Sausage, Pepper, and Cauliflower Rice Skillet
This sausage, pepper, and cauliflower rice skillet is one of my favorite recipes, not only because it tastes amazing but also because it’s one of those classic recipes from my childhood that I’ve given a little twist. Growing up, we always had smoked kielbasa in the house and one of those quick, weeknight meals my mom would make for use was pan-fried sausage with white rice. It was simple, and good enough to satisfy my non-picky preteen food needs. But now I’m older, somewhat wiser and making an old family recipe even better.
Sausage, meet garlic, bell peppers, and cauliflower rice. Hi. Get comfortable over there because y’all are about to be great friends.
I can’t be the only person who talks to my food like they’re people. Yes? Oh ok.
This recipe is so easy because it can seriously be done in 20 minutes, and all of these ingredients are easy to find in the grocery store (no need to spend two hours store-hopping after an already long day at work), and better yet this recipe is pretty healthy. I swapped out white rice with cauliflower rice and I swear there is no taste difference. Seriously, I dare you to try it. This has to be one of my favorite ways to eat more cauliflower rice, which I’m kinda obsessed with at the moment (along with everyone else in the health and wellness circuit).
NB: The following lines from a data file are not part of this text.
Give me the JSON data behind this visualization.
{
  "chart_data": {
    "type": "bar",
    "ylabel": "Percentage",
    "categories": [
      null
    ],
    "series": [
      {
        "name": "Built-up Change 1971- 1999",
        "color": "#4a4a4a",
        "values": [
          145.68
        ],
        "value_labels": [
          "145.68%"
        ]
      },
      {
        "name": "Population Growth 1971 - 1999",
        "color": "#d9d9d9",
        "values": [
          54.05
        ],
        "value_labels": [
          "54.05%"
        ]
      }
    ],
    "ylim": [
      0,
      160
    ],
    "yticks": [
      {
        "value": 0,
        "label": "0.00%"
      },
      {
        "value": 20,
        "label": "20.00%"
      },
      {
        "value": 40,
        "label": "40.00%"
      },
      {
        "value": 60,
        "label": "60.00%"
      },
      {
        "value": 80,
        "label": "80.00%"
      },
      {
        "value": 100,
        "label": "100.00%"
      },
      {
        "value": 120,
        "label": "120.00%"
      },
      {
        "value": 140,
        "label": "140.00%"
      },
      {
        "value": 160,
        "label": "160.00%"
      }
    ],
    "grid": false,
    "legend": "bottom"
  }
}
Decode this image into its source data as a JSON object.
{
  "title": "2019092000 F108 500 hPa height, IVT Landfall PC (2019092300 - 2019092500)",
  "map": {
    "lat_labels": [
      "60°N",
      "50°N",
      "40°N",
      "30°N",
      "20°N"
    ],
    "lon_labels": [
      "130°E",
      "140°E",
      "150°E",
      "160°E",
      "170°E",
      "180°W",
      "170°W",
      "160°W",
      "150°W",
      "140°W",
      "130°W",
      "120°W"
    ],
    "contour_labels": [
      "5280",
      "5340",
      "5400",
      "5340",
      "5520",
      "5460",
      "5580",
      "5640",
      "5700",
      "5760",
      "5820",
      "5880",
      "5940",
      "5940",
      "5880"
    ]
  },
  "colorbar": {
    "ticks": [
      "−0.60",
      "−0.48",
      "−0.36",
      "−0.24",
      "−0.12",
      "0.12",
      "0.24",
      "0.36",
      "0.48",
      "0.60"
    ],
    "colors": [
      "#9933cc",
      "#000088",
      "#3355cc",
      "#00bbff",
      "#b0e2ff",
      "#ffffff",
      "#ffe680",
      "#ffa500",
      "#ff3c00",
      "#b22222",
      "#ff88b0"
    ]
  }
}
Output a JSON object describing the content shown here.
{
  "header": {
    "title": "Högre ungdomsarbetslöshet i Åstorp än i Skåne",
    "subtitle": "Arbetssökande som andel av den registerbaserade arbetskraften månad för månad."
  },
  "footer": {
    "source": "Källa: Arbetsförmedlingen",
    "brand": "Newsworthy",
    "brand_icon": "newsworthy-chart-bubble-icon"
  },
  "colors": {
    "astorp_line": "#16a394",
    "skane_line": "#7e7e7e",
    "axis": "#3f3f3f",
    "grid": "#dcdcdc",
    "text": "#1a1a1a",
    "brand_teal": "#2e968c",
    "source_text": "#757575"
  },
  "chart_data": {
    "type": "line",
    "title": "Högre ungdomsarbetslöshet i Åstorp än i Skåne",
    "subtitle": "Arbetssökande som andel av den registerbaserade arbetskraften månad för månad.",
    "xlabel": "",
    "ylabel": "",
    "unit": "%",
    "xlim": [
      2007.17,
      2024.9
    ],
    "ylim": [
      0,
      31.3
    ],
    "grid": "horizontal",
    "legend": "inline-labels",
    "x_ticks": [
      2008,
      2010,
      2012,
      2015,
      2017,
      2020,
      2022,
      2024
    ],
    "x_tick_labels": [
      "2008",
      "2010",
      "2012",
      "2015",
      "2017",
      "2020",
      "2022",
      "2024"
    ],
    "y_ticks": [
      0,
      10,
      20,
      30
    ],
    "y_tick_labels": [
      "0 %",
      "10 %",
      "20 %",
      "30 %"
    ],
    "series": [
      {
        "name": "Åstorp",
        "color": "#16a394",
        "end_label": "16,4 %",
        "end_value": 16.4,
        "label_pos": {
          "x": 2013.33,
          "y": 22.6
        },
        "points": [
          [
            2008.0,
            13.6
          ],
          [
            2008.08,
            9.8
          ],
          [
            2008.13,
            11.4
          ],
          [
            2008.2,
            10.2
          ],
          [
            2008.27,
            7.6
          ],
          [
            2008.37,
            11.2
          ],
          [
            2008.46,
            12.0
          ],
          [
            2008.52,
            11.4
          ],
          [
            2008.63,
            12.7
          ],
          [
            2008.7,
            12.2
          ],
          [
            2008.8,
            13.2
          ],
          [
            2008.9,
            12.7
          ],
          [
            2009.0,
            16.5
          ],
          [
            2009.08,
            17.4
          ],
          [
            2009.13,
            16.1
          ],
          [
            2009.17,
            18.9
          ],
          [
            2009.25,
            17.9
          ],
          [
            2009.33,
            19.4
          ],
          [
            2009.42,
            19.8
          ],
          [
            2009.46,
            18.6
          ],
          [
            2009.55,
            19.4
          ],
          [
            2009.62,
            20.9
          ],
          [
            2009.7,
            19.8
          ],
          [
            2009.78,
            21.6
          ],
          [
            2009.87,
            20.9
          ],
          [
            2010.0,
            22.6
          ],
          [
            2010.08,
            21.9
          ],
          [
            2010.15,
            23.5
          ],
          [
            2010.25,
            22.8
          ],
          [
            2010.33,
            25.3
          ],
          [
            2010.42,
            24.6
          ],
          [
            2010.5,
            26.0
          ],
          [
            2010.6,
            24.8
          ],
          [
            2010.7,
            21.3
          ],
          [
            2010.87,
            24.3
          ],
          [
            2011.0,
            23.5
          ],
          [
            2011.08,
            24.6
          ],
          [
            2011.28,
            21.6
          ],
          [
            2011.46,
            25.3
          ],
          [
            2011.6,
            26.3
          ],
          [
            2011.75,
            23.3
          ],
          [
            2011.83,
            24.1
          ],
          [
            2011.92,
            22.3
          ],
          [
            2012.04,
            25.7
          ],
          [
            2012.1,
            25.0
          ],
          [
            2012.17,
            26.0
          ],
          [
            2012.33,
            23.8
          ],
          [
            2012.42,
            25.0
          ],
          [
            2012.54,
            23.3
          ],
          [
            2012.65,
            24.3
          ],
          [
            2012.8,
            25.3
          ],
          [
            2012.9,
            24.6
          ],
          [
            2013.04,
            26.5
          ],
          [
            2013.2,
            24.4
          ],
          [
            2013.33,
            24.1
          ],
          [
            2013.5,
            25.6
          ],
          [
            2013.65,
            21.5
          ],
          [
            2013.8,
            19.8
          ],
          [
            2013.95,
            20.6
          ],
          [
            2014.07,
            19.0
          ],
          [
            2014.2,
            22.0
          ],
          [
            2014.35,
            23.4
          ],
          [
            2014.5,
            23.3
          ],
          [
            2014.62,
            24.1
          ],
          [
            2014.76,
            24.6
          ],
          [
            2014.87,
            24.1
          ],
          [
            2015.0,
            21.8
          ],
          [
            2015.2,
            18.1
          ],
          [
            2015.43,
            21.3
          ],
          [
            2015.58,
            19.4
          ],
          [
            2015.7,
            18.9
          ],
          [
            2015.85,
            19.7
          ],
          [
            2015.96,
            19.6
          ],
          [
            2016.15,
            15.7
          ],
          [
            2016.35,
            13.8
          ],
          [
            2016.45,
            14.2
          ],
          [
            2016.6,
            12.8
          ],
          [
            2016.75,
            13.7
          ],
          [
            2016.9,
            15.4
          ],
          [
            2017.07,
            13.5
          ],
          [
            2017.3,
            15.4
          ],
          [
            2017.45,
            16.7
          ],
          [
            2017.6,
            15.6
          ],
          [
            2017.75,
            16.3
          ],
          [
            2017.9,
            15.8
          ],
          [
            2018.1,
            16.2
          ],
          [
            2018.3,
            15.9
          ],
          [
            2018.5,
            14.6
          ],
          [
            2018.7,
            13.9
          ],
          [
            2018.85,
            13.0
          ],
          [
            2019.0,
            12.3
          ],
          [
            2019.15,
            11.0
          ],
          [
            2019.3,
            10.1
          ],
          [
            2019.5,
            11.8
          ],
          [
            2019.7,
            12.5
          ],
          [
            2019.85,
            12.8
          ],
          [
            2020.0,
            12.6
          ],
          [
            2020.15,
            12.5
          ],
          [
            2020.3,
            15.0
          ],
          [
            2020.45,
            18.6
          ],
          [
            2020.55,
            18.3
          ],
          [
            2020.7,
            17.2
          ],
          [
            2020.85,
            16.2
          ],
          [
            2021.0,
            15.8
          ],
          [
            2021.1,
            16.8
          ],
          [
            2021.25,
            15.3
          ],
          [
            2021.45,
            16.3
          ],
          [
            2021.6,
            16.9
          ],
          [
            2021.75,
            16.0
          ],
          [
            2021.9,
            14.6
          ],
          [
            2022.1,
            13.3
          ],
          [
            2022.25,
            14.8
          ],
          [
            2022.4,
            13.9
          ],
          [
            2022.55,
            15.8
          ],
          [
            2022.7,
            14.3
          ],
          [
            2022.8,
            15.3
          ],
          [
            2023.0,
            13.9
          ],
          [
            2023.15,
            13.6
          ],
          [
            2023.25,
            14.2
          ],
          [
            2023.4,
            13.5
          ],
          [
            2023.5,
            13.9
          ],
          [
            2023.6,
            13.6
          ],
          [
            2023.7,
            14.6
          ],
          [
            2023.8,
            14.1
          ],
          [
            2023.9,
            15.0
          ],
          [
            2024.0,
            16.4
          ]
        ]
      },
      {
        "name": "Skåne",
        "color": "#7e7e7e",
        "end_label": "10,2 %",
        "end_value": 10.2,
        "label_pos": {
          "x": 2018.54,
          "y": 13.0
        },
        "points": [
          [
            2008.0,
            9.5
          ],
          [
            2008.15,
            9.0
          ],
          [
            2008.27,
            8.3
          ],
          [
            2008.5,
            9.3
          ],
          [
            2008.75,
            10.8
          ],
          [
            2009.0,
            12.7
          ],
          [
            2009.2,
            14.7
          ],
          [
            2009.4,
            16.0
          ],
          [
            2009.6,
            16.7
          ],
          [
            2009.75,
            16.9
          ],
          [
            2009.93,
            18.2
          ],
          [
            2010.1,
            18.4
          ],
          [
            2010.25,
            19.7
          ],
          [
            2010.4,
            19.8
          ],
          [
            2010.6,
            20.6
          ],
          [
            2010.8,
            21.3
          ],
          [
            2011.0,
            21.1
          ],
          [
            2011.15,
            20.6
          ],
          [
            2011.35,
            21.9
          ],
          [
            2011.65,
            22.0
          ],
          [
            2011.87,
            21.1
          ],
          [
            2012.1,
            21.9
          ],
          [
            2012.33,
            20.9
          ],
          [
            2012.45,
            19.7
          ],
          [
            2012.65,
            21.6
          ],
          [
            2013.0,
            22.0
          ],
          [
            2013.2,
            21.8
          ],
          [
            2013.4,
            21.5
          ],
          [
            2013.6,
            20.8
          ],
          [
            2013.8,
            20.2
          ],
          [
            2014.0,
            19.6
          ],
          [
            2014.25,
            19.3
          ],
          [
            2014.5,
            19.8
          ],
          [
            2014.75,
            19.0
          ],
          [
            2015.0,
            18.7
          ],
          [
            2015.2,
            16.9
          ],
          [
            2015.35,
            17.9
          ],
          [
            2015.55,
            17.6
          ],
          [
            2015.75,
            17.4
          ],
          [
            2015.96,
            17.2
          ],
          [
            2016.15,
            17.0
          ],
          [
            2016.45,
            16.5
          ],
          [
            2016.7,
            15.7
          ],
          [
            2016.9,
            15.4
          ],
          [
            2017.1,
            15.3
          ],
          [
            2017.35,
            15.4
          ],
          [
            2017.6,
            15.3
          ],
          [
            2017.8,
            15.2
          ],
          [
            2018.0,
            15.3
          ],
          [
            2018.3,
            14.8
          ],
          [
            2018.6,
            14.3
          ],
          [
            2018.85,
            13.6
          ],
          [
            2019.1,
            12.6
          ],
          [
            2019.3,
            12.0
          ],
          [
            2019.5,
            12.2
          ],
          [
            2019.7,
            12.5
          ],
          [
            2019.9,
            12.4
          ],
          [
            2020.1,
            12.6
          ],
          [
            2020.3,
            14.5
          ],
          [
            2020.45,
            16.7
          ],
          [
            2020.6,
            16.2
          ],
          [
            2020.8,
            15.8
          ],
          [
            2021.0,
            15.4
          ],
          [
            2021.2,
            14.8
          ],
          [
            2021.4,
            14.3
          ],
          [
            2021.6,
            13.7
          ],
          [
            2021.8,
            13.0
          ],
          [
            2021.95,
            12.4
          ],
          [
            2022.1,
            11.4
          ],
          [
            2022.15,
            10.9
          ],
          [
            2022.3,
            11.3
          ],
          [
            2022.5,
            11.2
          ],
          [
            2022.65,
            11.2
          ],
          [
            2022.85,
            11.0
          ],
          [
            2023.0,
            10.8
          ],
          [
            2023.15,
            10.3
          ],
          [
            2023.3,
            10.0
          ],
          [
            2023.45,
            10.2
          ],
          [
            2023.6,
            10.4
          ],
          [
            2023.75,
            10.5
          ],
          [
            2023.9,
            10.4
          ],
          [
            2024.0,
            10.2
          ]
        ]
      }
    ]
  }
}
Yum. I almost forgot to mention the sauce here – it’s super simple, just some veggie stock with tomato paste to give it an even more savory flavor. Speaking of savory – the secret to getting that fire Cajun umami in this recipe is a healthy shake of Lawry’s Seasoned Salt, which should be in every kitchen in America tbh.
Dare you to find a better sausage and pepper recipe than this. Give it a try and leave me a comment on Instagram to let me know what you think!
- 2 c. cauliflower rice
- 2 tsp. olive oil
- 12 oz package smoked sausage
- 1 red bell pepper, sliced
- 1 yellow bell pepper, sliced
- 1 small white onion, quartered and sliced
- 4 cloves garlic, minced
- 1 tsp seasoned salt
- pinch of black pepper
- 5 tbsp. tomato paste
- 3/4 c low-sodium vegetable broth
- 1 tsp. paprika
- 1/8 tsp. cayenne pepper
- Chopped green onions, to serve
- Place a cast iron skillet over medium-high heat. Once the skillet is hot, add the oil. Once the oil simmers, add the sausage and cook until browned on both sides, about 5 minutes. Remove from the pan and set aside.
- Add the peppers and onion into the skillet, saute for 4-5 minutes. Add garlic, seasoned salt, and pepper, cook until fragrant, about 1 minute. Remove from the pan and set aside with the sausage.
- Add the tomato paste and 3/4 cup of vegetable broth, whisk to combine. Allow the mixture to simmer for 1 minute, then add the paprika and cayenne.
- Stir in the cauliflower rice, sausage, pepper and onions until combined. Garnish with chopped green onions, and serve.